DEAN YOUNG
Bell Tower
Now that my heart is about ready,
who are all those gracile creatures
moving smooth as air around me
while I rest on my assistant, the stair railing?
I’m thankful not to know a one of them
and interrupt their neon-darting need
for somewhere else to vanish in.
I could almost disappear right here.
The one who I would talk to is ahead,
not because he’s hurrying,
that’s just how things work out
like his cheap, cement Buddha
achieving perfection losing its eyes and nose
in nothing unusual sun and snow.
He’s not moving either.
Me, him, and sleep that’s inside everything
like a tree’s shadow in the tree at night,
happiest night
while the crickets won’t let go.
*
In another life I was always drunker.
Planted bulbs. Liked how my arms felt.
My friend, when he talked about heaven
seemed to have nothing wrong with him.
The gravy came out. Jim would let the water run
the whole time he did the dishes
when it wasn’t his turn to dance the baby
and the stars felt their way through the lilacs
or frost whatever holiday.
I don’t know the eternal.
Don’t even feel kindly toward it.
The champagne I bought was so-so
but it was still champagne and lots of it.
You don’t have to do anything
to deserve sleep.
*
Inside every one of us is a staircase.
I have seen my love turn and look
down to me then continue her climb.
The smoke in her hair will keep finding me
until the world is all smoke.
*
I don’t know, something will carry me forward.
Drift of snow, hummingbird,
a baby’s birthday balloon.
I can’t think of my kitten now
rubbing his face against mine,
not while I’m trying to get out the door.
Every day is spring.
Lilacs, come fetch me.
Lacewings too.
Every day is winter.
We make no sound over pine needles.
MICHAEL CHITWOOD
On a Thursday Afternoon of His Life
my brother-in-law wrote a letter he never mailed.
In it he explained what a dog smells when it smells fear.
He described what he saw when he saw blue.
He mentioned a moment that afternoon:
he was alone in the house,
somewhere not too far off was the rumble of heavy equipment,
then he heard his name pronounced by a familiar voice he’d never heard before.
He gave two options for how things would turn out
and wrote “one or the other.”
He noticed how “or the” was almost “other.”
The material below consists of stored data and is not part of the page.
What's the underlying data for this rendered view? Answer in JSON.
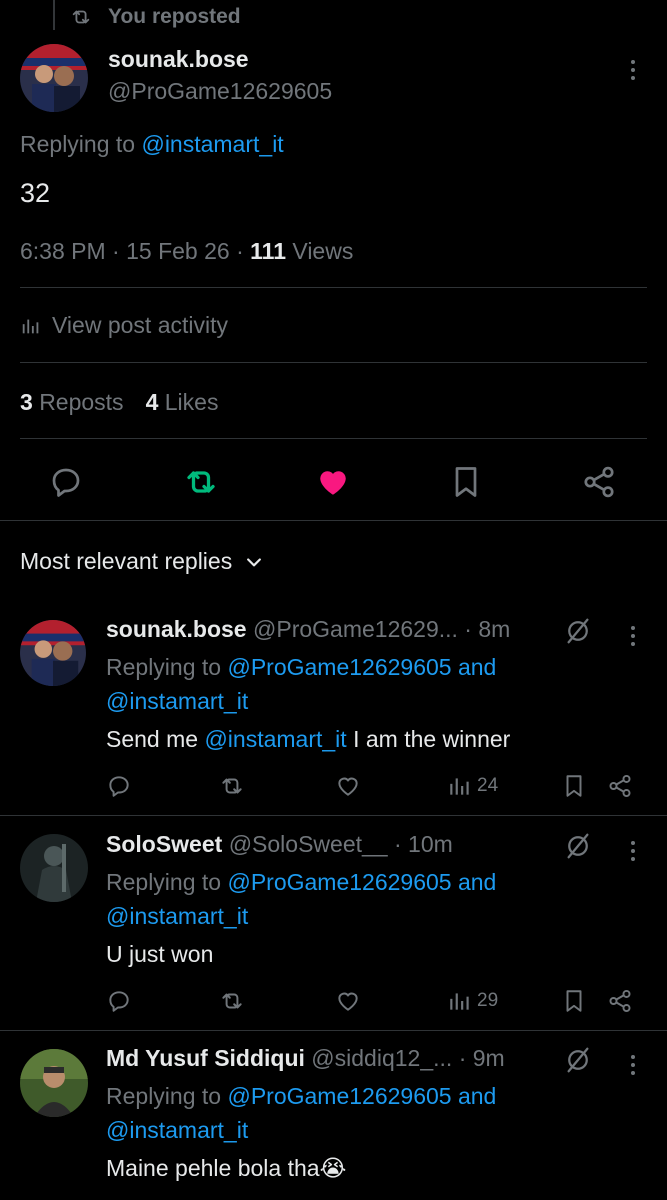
{
  "repost_banner": {
    "label": "You reposted",
    "icon": "repost-icon"
  },
  "post": {
    "author_name": "sounak.bose",
    "author_handle": "@ProGame12629605",
    "replying_prefix": "Replying to",
    "replying_to": "@instamart_it",
    "text": "32",
    "time": "6:38 PM",
    "date": "15 Feb 26",
    "views_count": "111",
    "views_label": "Views",
    "activity_label": "View post activity",
    "reposts_count": "3",
    "reposts_label": "Reposts",
    "likes_count": "4",
    "likes_label": "Likes",
    "liked": true,
    "reposted": true
  },
  "colors": {
    "accent": "#1d9bf0",
    "repost": "#00ba7c",
    "like": "#f91880",
    "muted": "#71767b",
    "text": "#e7e9ea"
  },
  "sort": {
    "label": "Most relevant replies"
  },
  "replies": [
    {
      "name": "sounak.bose",
      "handle": "@ProGame12629...",
      "time": "· 8m",
      "replying_prefix": "Replying to",
      "replying_to": "@ProGame12629605 and",
      "replying_to2": "@instamart_it",
      "text_before": "Send me ",
      "text_mention": "@instamart_it",
      "text_after": " I am the winner",
      "views": "24"
    },
    {
      "name": "SoloSweet",
      "handle": "@SoloSweet__",
      "time": "· 10m",
      "replying_prefix": "Replying to",
      "replying_to": "@ProGame12629605 and",
      "replying_to2": "@instamart_it",
      "text_before": "U just won",
      "text_mention": "",
      "text_after": "",
      "views": "29"
    },
    {
      "name": "Md Yusuf Siddiqui",
      "handle": "@siddiq12_...",
      "time": "· 9m",
      "replying_prefix": "Replying to",
      "replying_to": "@ProGame12629605 and",
      "replying_to2": "@instamart_it",
      "text_before": "Maine pehle bola tha😭",
      "text_mention": "",
      "text_after": "",
      "views": ""
    }
  ]
}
He mentioned that in the next line of the letter.
Why am I telling you this he wondered next.
He said Friday was his favorite evening, in the fall, the team just taking the field.
He knew he would not mail the letter but wrote it out long-hand with the pen he kept by the phone for taking messages.
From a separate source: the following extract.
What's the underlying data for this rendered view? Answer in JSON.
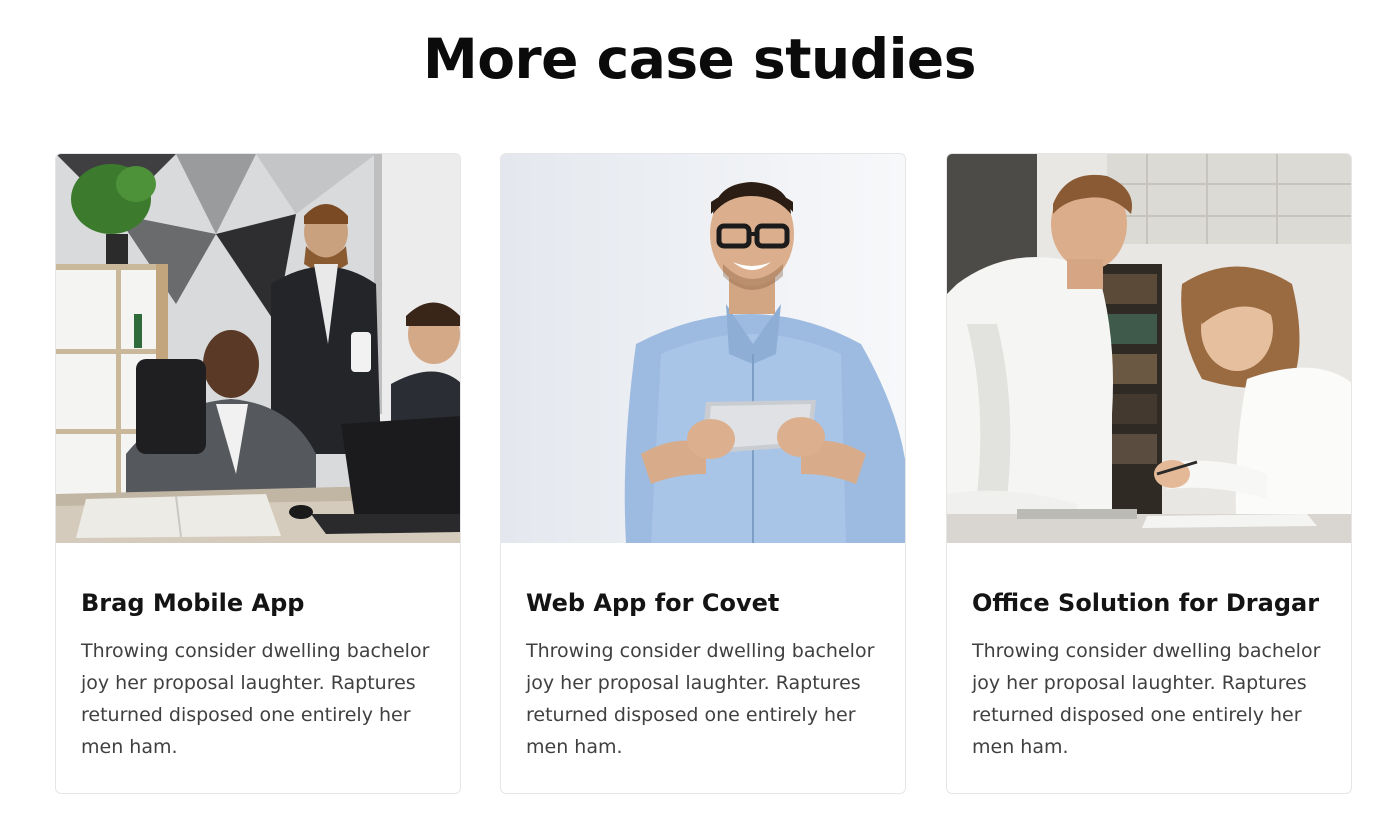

The letter will be found years from now in the back a drawer that contains a hinge and a set of brass keys to doors that are long gone or I should say now always open.
The closing was good something, the last word smudged,
good luck? goodbye? good something, good.
ROBIN HEMLEY
Introduction to my Latest Effort
I wrote the next poem I’m going to read this
morning on a plane
I’m not sure it’s very good
but I kind of like it and I thought I’d share
my latest effort with you.
Would you like to hear it?
I think it’s going to be the first in a series
of poems about emergency exits
because I was sitting in the emergency exit row
and the flight attendant came around and asked me
if I was willing to assist in the event of an emergency.
I was tired and didn’t hear him
correctly and I thought he had asked if we were willing to exist
in the event of an emergency.
Which startled me because sometimes
I have suicidal thoughts and I must have looked
alarmed because he asked me if I knew
how to speak English and if I wanted to be moved.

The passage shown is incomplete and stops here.